SV2A is a synaptic vesicle membrane protein involved in the regulation of neurotransmitter release, and thus is essential for the activation of crucial signaling pathways [63]. In this study, we found that the involvement of SV2A in the pathogenesis and development of AD appears to be mediated by the PI3K signaling pathway, as upregulation of SV2A downregulated the expression of PI3K (Fig. 5A), and treatment with the PI3K inhibitor LY294002 blocked this effect (Fig. 5D).

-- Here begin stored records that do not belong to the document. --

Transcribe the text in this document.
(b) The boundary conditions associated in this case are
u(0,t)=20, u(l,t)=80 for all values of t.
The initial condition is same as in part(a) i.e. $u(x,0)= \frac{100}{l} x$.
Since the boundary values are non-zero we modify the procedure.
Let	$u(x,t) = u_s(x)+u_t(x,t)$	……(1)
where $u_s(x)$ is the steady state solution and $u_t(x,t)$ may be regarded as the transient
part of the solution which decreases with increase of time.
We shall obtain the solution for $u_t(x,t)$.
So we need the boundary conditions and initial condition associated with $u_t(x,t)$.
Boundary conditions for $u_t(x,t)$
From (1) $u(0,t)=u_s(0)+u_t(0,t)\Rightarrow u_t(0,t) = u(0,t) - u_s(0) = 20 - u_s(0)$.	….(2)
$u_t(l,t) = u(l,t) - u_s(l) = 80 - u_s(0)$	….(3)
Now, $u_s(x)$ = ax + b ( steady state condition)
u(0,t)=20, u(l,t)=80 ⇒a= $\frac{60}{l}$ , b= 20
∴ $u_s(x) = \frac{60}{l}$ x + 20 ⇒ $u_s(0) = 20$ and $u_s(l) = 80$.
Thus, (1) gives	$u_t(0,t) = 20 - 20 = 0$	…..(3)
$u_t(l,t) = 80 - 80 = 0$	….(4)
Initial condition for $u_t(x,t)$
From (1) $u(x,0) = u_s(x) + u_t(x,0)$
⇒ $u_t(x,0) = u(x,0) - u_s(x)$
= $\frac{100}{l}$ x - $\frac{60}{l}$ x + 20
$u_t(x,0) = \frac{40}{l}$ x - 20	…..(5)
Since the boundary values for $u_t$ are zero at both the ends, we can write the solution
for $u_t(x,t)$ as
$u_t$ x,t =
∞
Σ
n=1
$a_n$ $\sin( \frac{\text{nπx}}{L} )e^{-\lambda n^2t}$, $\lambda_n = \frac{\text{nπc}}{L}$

Decreased levels of PI3K subunits, as well as blunted AKT kinase phosphorylation, have been observed in the brain of AD patients [64]. Insulin-like growth factor-2 (IGF-2) was reported to attenuates memory decline and amyloid plaques plaque formation in AD mouse model by activating the PI3K/AKT/CREB signaling pathway [65]., and insulin has been observed to promote neuron growth and synapse formation through the PI3K signal pathway [64, 66]. Therefore, we speculate that SV2A may play a role in promoting insulin growth factor secretion. However, further studies are needed to clarify the link between SV2A, the PI3K signal pathway, and AD pathogenesis and progression.